Except, though, in one respect. It is intent on repeating the trick of post-war military Keynesianism which, in addition to the creation of the NHS and nationalisation, the Attlee government eventually succumbed to, especially with Britain’s involvement in the Korean war in 1950. In response to this, defence spending doubled.
The post-war decision to increase weapons spending was not painless. It involved introducing charges for some NHS services which sparked a bitter controversy and much soul-searching about the meaning of democratic socialism. But the conversion happened without sacrificing the core of the post-war settlement. The Conservatives – in power from 1951 – continued the huge council house building programme and the welfare state was expanded in the 1960s and ’70s. Government policies tended towards increasing equality.
However, that was then. Thanks to the incredible shelf-life of Thatcherism, we don’t live in the same country anymore. As a result, something has to give – if you want to spend an extra £32 billion on the military, the money will have to be re-allocated from elsewhere and augmented from increasing taxation even more on moderate earners.
This process is already in the works. In addition to slashing support for new claimants for disability benefit, the government is merging the Work Capability Assessment (for Universal Credit) into the assessment for Personal Independence Payments. It is estimated that over 600,000 chronically ill and disabled people will lose their means of support as a result.

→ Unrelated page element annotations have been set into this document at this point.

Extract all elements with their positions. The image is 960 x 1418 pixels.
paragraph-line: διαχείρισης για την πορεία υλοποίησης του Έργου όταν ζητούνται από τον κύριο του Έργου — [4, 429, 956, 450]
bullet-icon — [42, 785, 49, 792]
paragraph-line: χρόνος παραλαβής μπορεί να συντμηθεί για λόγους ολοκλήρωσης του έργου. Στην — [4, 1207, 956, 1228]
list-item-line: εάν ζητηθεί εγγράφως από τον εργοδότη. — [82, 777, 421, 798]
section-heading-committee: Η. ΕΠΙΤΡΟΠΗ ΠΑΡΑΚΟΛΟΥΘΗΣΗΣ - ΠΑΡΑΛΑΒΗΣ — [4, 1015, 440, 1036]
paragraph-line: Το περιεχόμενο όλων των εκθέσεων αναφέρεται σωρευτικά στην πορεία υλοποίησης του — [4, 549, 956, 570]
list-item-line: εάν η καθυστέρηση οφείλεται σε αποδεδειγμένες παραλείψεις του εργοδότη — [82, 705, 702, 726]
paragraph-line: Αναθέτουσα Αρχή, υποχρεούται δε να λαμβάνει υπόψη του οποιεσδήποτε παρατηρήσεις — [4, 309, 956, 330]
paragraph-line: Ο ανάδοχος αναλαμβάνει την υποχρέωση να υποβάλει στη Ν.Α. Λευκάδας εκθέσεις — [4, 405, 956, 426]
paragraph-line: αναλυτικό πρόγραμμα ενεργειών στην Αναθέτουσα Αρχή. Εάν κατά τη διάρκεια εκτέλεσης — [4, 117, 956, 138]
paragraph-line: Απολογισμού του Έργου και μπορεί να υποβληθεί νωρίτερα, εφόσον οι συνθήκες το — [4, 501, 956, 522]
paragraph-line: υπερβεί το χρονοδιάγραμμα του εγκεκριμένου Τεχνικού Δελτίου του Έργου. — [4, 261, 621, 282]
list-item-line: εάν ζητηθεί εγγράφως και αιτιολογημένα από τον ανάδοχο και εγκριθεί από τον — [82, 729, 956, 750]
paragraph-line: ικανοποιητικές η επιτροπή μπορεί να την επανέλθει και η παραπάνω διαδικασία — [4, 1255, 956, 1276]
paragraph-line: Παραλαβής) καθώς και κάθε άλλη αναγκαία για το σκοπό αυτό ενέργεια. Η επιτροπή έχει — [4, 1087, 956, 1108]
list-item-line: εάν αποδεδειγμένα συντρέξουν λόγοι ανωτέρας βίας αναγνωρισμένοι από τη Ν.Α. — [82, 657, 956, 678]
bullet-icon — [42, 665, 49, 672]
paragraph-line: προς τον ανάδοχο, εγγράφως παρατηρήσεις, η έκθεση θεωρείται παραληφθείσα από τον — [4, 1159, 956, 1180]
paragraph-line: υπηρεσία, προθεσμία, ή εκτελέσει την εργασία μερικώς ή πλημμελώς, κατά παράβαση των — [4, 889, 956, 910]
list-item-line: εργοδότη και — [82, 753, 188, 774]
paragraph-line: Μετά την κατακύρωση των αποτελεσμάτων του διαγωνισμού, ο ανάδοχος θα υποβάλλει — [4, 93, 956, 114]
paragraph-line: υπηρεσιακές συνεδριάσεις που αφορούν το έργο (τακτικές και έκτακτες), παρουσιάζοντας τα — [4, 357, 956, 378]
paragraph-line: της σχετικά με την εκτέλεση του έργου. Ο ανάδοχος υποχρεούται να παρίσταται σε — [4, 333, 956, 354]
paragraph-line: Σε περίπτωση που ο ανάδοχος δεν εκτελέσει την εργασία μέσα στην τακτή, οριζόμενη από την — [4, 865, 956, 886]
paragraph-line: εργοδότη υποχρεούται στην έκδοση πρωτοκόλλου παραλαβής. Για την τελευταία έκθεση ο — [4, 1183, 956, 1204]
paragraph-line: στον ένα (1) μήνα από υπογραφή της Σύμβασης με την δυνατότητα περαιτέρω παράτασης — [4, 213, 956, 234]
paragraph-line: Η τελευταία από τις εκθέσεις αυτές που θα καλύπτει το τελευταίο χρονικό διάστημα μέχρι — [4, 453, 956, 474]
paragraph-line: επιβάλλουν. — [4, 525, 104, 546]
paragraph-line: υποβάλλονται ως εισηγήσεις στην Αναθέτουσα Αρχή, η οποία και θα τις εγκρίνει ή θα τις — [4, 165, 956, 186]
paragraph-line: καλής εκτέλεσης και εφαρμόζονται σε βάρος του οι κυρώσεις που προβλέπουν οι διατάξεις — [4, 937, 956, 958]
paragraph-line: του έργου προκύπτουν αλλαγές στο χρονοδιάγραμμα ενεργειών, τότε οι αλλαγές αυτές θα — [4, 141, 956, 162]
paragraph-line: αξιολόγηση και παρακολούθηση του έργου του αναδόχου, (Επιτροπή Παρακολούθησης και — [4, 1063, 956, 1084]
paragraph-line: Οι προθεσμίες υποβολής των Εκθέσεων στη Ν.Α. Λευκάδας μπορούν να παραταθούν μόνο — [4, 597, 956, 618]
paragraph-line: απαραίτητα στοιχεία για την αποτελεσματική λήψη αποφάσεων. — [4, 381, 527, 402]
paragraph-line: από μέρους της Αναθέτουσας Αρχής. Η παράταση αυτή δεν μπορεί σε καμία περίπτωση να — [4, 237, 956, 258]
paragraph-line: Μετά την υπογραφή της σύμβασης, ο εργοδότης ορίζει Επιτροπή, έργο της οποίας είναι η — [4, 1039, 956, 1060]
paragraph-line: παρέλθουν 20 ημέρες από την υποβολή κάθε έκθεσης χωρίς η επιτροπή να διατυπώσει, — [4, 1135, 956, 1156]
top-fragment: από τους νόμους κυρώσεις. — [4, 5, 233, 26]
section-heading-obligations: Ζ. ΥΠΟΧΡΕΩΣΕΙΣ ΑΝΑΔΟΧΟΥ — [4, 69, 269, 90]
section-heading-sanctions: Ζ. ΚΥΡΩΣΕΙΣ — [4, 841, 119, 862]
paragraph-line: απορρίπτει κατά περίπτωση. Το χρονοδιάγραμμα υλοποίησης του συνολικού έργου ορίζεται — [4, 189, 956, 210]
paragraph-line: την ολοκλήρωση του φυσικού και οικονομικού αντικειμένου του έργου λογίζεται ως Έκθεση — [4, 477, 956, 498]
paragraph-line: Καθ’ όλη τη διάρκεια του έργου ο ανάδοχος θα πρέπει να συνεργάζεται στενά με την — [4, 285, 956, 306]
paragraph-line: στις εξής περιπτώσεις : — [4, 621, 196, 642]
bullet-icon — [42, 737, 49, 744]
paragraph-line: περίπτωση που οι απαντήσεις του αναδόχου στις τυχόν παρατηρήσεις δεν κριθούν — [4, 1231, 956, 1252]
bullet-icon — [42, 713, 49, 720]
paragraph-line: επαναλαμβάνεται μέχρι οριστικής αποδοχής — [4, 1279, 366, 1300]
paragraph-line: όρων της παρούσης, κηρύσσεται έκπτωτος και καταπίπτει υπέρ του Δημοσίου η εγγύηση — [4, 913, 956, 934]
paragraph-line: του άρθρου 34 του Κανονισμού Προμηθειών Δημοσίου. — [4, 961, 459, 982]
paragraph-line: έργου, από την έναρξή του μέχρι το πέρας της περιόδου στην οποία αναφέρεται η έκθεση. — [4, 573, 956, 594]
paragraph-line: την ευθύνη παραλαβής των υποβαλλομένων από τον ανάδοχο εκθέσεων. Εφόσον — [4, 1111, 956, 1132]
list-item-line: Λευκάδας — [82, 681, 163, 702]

Plans to raise the state pension age to 70 are cut from the same cloth.
As socialist economist Michael Burke has said, “the funding for the war drive can only be generated by much harsher austerity, harsher even than in 2010.”
More and more, the decades following World War Two appear a unique aberration in the history of capitalism, precipitated by a uniquely destructive conflagration that was the deadliest in history.
Rather the norm is austerity, low taxation of the rich and corporations, unending hostility towards trade unions, and military aggressiveness.
Politically we are reverting to type too. The Second World War alliance against Nazism of a ‘communist’ country and western capitalist states only came about as a last resort after the latter had exhausted all other possibilities. Previously, and for years, British and French elites had wanted to enlist the Nazis as a “bulwark against Communism”, giving them a “free hand” to attack the Soviet Union. Even after the outbreak of the Second World War (during the seven-month “phoney war”), Britain and France still plotted an attack on the Soviets.
The preference for the far right has clear echoes today. Despite growing public disquiet at the genocide, the British government is still supporting the Fascist Israeli government and the West finds de facto support to Fascist thugs in Ukraine aligns with its geopolitical ambitions.
Is there an alternative to this witches’ brew? I want to explore those possibilities in a later post.